Dann lernt man seinen Bruder Clyde (Adam Driver, das Gesicht ganz von dunklen Haaren umrahmt, was ihm etwas primitiv Affenartiges gibt) kennen: Nach dem Irak-Krieg einarmig, sieht man dennoch bewundernd zu, wie er in einer Bar die Cocktails mixt. Dennoch – ein Leben ist das nicht. Mellie (Riley Keough), die Schwester der beiden, ist Friseurin. Gut getroffen haben sie es nicht, die Logans. Fast begreift man, daß sie (wie jüngst auch die Brüder in „Hell or High Water“) ihr Glück auf der anderen Seite des Gesetzes suchen wollen.
Hier in Europa kennen sich wohl nur die ultimativen Auto-Freaks mit den inneramerikanischen Rennsport-Veranstaltungen aus. Das „Coca-Cola 600“ in der Nähe von Charlotte, North Carolina, ist jedenfalls ein Riesenevent – der Film nimmt den Zuschauer mitten in den jahrmarktartigen Rummel mit. Wo so viele Leute sind, ist auch viel Geld. Und Jimmy erinnert sich, daß das ganze Gelände von Gängen und Schächten unterminiert ist. Und dort liegt in einem Tresor sehr, sehr viel Geld. Aber die Logans kennen sich vielleicht mit krimineller Strategie aus – für den Raub brauchen sie einen Fachmann.
Das ist Joe Bang in Gestalt eines strohblonden Daniel Craig: Wenn er gewünscht hat, mit dieser Rolle sein James-Bond-Image (das ja immer cooler und eleganter geworden ist) zu zerstören – er ist erfolgreich. Was er hier abzieht, mit einem Wahnsinns-Akzent, der die Sprache der anderen noch unterbietet (und sie ist katastrophal, fordert das scharfe Ohr des Englisch-sprechenden Ausländer), ist einfach eine irr-komödiantische Show, und so sehr Sonderbergh nie vergißt, daß er von armen Leuten erzählt – lachen darf man über die Geschichte ja doch.
 
Craig in der gestreiften Sträflingskluft im Gefängnis (zum Brüllen komisch, ob brav mit Essenstablett, ob beim „Workout“), ist bereit, mitzumachen – und das sicherste ist, wenn er sich mal kurz aus dem Gefängnis entfernt und längst wieder da ist, wenn die Geschichte auffliegt. Was hier mit Krankenstation und getürkten Häftlingskrawallen abgezogen wird (da ist ein verkleideter Clyde behilflich), ist mehr spaßig als spannend.
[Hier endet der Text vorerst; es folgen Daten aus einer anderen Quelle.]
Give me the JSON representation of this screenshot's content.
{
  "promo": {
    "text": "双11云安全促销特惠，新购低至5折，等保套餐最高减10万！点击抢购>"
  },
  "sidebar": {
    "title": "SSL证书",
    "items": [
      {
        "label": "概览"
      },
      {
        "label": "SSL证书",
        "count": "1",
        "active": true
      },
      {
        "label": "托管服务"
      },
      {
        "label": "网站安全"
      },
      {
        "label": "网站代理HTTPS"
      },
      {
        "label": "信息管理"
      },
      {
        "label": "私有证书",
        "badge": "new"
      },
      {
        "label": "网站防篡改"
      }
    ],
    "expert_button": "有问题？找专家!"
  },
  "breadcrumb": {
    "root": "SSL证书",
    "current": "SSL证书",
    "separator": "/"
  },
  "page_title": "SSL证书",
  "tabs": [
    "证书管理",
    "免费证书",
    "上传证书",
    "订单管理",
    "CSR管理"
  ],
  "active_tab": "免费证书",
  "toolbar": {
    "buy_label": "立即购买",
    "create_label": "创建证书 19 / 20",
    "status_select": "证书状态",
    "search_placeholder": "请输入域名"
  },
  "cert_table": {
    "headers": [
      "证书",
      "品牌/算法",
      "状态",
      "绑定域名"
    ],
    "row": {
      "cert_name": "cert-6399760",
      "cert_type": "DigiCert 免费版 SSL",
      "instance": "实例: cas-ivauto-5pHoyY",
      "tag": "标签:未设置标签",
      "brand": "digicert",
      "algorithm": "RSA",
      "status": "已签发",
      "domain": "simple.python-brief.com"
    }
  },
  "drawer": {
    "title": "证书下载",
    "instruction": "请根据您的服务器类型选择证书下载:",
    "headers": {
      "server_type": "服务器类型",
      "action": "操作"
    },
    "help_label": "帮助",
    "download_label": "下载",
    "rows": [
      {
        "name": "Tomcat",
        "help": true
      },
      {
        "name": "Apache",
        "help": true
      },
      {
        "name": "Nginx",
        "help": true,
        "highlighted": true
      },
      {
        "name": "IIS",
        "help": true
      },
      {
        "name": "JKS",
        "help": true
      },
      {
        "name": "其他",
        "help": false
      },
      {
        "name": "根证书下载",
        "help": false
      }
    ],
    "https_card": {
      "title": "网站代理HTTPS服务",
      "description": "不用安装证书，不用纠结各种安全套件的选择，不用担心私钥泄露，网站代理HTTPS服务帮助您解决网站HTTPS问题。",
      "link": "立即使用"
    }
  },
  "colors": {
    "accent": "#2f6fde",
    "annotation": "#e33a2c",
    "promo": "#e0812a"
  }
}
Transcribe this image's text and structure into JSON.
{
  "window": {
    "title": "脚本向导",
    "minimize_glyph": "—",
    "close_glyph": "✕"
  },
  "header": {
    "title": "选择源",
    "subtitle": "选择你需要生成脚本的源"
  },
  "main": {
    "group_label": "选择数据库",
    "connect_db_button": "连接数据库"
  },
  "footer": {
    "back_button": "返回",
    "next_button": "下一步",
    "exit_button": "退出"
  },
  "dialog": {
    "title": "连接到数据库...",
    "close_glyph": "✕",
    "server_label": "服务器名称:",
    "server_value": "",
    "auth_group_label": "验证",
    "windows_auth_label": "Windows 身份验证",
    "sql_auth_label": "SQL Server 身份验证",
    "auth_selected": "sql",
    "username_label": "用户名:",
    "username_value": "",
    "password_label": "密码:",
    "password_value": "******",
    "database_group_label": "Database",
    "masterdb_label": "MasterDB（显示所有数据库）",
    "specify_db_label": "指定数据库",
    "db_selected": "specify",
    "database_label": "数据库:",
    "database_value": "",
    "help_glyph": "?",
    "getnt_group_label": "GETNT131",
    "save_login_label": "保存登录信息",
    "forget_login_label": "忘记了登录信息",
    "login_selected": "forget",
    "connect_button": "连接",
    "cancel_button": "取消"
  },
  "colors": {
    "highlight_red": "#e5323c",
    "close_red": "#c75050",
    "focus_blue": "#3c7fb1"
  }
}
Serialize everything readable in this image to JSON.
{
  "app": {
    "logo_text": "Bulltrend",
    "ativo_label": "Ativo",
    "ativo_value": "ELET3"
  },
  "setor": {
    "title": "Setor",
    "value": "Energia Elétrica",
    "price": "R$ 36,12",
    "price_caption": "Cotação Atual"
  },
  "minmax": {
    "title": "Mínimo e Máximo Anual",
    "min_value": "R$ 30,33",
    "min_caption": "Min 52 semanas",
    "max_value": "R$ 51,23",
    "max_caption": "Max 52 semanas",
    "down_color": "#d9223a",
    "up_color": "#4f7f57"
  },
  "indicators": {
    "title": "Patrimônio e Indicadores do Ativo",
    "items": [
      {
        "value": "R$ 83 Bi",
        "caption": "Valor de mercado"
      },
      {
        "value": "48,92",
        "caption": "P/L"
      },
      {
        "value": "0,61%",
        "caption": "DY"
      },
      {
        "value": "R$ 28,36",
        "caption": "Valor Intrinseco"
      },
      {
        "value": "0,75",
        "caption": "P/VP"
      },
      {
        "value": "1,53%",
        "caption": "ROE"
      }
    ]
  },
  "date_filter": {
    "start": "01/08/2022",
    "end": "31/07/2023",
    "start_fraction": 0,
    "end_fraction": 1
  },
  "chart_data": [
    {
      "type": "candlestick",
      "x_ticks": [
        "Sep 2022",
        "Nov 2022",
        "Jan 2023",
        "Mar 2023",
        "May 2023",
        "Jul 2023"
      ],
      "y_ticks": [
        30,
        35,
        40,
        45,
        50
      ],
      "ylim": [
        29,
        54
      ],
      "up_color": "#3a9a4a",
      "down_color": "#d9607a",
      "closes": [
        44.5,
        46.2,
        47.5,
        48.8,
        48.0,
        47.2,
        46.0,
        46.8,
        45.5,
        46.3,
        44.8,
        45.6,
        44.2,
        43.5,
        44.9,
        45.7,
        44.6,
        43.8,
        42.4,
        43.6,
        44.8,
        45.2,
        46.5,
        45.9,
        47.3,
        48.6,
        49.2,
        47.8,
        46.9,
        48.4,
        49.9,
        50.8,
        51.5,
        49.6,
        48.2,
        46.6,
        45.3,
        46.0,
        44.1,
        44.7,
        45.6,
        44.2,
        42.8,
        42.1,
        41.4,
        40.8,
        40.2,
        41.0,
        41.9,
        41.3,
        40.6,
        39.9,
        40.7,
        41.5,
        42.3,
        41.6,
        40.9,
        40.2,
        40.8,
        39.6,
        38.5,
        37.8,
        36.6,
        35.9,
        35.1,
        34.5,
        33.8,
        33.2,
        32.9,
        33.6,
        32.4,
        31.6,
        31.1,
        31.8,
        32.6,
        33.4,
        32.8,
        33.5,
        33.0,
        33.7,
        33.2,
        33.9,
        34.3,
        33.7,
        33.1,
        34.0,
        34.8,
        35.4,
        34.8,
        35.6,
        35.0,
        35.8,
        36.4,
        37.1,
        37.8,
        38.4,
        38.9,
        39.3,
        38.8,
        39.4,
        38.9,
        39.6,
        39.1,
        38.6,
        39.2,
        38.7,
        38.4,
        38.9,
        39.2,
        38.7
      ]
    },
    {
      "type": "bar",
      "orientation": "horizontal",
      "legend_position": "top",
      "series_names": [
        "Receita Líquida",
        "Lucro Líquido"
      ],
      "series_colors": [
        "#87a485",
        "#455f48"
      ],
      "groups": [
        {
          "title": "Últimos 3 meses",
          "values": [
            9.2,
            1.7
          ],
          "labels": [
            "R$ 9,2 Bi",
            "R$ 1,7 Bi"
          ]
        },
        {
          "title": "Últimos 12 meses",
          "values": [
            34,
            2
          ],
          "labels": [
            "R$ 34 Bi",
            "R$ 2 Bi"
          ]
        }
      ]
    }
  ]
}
Während „oben“ unter Karacho das Rennen läuft, wird der Raub im Untergeschoß als Familienunternehmen durchgezogen (Millie sitzt am Steuer des Fluchtautos) – und der Safeknacker liegt rechtzeitig mit Unschuldsmiene in der Krankenstation des Gefängnisses, so genau muß man das alles nicht bewiesen und gezeigt bekommen, es geht eher um Pointe und Klamotte als um Krimi.
Irgendwie freut man sich, daß die Logans nicht erwischt werden. Es gibt ein verhältnismäßiges langes „Nachspiel“, in dem auch Hilary Swank als FBI-Agentin auftaucht, entsprechend ärgerlich, weil sie nichts beweisen kann. Und am Ende sieht man sich mit Milieu und Humor, mit Genrebild und einer Arbeiterklasse-Version von Sonderberghs chicen Gaunerfilmen bedient. Ein Regisseur, der immer für Überraschungen gut ist.